While no changes were noted for other secondary TMS endpoints including SICI, ICF, and CSP, mexiletine demonstrated a numerical dose-dependent reduction of the MEP amplitude at 120% of the RMT normalized to the peak CMAP (MEP [120%]/ peak CMAP), although the association was not significant after correction for multiple comparisons. Increases of MEP amplitudes have been shown in a number of studies in both SALS and familial ALS subjects, typically early in the disease.1,13,44,45 They are thought to be reflective of cortical hyperexcitability by alterations in neurotransmitter modulation.32 The physiological mechanisms that affect the MEP amplitude are believed to be independent of those that affect the RMT, which may explain the discrepant findings between the two measures in this study.32

Despite the lack of other findings by axonal excitability study, a significant decrease of accommodation half-time was shown, even after correcting for multiple comparisons. Accommodation half-time is a parameter derived from threshold electrotonus data and defined as the time to the midpoint between the peak threshold reduction and the average level at the end of the polarization.46 It is generally thought to be a measure of potassium channel gating, with activation of slow potassium channels leading to accommodation to depolarizing currents and reflected in a reduction of accommodation half-time.46 As mexiletine typically inhibits fast inactivated sodium channel, its effect on accommodation half-time is likely spurious in nature given also that there were no alterations in other measures of threshold electrotonus or recovery cycle analysis that reflect slow potassium channels. A recent phase 2 single blind randomized controlled trial investigating the effects of mexiletine in SALS subjects treated with either daily mexiletine 300 mg plus riluzole versus daily riluzole alone for 4 mo also failed to show an effect on parameters of axonal excitability, specifically, SDTC and latent addition.47 However, effects of mexiletine on accommodation half-time were not reported.

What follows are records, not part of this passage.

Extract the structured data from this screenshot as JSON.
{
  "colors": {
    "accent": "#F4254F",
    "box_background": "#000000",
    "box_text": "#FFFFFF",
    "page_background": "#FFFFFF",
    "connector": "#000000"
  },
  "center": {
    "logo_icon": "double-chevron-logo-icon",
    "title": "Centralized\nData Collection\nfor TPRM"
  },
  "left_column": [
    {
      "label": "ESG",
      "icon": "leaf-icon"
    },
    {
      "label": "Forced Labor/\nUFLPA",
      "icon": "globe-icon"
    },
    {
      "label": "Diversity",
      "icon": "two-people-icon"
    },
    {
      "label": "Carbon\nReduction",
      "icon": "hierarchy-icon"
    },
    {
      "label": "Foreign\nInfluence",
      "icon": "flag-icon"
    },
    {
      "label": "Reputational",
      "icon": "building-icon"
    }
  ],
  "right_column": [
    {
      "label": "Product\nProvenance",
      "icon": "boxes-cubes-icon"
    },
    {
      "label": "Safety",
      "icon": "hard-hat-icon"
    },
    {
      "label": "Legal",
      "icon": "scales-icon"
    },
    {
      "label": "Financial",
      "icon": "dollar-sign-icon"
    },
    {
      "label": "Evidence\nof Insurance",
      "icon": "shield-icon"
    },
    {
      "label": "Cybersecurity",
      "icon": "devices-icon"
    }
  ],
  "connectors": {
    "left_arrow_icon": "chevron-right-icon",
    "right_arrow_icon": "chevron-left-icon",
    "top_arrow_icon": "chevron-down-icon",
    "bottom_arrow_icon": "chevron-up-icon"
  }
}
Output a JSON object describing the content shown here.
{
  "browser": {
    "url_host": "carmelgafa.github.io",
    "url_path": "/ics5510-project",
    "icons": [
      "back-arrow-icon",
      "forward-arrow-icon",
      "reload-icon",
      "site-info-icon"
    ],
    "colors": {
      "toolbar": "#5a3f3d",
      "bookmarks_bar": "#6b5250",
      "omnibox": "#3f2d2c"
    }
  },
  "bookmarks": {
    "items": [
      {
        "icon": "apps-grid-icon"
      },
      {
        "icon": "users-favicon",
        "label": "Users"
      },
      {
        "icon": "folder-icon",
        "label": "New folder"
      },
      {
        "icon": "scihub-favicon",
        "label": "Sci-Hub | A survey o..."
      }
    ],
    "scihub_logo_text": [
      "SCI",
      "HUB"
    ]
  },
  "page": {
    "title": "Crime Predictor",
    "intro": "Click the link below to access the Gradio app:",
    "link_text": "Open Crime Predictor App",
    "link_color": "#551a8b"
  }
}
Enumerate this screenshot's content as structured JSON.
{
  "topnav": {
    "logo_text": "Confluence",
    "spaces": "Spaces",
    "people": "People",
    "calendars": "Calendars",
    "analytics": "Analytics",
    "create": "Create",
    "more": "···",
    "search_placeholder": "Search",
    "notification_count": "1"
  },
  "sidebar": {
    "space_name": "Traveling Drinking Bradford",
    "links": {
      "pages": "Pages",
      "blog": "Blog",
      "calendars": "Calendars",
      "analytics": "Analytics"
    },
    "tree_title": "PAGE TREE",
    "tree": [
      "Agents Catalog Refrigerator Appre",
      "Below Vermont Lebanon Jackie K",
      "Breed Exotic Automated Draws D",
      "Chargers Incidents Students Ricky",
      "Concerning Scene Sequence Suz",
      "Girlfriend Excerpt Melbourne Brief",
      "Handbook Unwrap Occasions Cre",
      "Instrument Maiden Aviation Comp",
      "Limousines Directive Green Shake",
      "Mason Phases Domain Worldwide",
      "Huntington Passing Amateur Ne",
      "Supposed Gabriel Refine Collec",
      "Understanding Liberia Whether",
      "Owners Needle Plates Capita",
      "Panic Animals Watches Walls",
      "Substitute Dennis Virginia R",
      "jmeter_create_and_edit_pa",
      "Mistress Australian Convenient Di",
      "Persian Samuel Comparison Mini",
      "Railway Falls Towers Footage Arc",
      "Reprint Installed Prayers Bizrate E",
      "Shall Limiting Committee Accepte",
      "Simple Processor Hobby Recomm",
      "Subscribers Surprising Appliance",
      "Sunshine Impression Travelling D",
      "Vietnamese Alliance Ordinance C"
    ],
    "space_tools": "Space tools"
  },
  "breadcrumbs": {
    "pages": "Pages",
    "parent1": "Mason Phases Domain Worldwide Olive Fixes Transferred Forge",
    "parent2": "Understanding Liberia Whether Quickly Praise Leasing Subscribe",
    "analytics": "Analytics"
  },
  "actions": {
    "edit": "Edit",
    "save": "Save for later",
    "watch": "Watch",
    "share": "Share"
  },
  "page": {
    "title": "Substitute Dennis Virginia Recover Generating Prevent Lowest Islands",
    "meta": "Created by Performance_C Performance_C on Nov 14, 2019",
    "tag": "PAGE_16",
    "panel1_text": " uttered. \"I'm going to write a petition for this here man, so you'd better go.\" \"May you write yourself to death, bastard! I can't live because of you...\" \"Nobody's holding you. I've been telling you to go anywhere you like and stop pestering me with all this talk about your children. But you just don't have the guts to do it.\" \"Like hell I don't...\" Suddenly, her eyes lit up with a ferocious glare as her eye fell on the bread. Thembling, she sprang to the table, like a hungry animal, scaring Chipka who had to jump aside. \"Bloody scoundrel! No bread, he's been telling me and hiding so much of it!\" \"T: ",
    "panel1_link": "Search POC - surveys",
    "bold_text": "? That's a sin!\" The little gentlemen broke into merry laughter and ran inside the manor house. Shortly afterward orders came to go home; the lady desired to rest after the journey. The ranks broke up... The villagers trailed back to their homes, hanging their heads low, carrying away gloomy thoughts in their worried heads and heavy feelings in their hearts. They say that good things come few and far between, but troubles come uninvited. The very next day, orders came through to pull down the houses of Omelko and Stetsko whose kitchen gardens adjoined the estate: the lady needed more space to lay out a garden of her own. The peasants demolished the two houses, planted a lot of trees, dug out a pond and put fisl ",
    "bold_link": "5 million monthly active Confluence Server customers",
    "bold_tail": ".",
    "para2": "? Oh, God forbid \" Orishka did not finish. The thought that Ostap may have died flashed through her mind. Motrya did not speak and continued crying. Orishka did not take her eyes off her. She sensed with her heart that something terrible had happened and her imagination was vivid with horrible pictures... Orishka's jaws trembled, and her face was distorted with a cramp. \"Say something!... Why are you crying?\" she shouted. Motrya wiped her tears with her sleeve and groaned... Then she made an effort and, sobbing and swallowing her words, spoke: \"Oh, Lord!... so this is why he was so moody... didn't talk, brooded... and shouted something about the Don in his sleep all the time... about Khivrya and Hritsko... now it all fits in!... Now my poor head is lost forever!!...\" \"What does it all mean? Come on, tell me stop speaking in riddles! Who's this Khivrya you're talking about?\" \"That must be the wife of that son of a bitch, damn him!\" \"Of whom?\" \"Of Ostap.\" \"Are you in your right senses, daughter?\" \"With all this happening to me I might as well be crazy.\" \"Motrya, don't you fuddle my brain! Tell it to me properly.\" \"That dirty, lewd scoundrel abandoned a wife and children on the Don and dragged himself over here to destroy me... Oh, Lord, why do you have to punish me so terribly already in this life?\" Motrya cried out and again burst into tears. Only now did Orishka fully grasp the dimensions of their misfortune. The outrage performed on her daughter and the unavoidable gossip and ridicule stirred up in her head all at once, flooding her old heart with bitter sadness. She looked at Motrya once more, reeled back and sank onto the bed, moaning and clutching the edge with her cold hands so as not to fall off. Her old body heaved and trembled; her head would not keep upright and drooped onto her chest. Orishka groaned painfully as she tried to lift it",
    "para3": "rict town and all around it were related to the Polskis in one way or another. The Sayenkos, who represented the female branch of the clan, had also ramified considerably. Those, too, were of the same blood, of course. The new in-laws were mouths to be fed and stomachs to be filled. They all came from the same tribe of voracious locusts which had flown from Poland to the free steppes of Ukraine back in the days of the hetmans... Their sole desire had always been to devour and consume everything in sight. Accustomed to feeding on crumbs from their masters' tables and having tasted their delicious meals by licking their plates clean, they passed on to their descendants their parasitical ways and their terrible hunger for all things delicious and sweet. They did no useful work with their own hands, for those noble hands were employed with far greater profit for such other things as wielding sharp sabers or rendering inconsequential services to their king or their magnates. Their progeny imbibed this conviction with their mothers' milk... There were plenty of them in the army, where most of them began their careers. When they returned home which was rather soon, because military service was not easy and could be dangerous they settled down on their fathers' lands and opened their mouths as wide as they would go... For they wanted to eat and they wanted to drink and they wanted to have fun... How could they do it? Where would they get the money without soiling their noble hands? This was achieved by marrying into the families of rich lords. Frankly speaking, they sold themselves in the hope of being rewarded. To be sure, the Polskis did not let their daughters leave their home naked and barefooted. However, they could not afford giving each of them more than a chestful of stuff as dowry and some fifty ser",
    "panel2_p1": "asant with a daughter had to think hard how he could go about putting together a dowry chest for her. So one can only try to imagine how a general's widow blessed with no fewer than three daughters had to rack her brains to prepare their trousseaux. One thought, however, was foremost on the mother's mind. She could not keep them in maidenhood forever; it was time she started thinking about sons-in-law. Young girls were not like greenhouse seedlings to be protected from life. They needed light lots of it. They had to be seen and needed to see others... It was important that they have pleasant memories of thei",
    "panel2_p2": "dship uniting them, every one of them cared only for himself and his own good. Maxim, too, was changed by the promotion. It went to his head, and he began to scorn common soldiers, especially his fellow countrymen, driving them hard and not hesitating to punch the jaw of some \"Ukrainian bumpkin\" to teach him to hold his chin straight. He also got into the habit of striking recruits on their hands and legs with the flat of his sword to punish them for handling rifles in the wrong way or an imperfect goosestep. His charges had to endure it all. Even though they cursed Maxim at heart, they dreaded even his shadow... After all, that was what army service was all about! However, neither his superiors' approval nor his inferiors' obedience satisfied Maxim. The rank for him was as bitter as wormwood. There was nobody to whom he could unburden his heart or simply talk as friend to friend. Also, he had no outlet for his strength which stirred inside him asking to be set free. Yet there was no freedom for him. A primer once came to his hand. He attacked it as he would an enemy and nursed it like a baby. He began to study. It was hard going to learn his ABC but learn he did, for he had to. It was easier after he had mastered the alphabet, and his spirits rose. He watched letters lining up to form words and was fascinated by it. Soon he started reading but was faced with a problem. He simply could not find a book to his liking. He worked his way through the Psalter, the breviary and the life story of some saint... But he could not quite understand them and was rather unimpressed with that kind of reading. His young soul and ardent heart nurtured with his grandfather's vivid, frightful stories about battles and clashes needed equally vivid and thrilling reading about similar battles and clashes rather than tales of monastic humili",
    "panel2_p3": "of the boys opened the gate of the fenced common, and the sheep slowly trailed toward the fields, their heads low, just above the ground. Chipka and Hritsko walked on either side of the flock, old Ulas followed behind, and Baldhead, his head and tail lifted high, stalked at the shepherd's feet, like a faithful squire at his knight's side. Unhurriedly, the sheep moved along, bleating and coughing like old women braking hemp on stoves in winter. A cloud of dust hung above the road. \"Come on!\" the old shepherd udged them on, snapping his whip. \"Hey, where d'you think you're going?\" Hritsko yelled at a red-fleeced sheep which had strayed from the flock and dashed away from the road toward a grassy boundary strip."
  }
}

There were a number of limitations to this trial. Although efforts were made to enroll a diverse population of subjects, the recruited subjects were all Caucasian. Despite extending the duration of the study and increasing the number of sites, the trial was substantially under-enrolled and, thus, underpowered. There were many possible reasons for this, including clinical use of mexiletine to control cramps, competing enrollment into other ALS studies, concerns by potential subjects about possible discomfort in undergoing the neurophysiological procedures, logistical issues related to performing the lengthy procedures and transporting subject to multiple locations for the two neurophysiological tests at some sites, and a significant number of subjects who were ineligible based on the neurophysiological exclusion criteria. Necessitated by the challenges in recruitment, the disease duration inclusion was relaxed from less than 24 mo to less than 60 mo, which could have also had an effect on the markers of cortical hyperexcitability, thought to be more prominent earlier in the disease.35 Given the small number of patients and short duration, the study did not have power to detect a slowing of progression.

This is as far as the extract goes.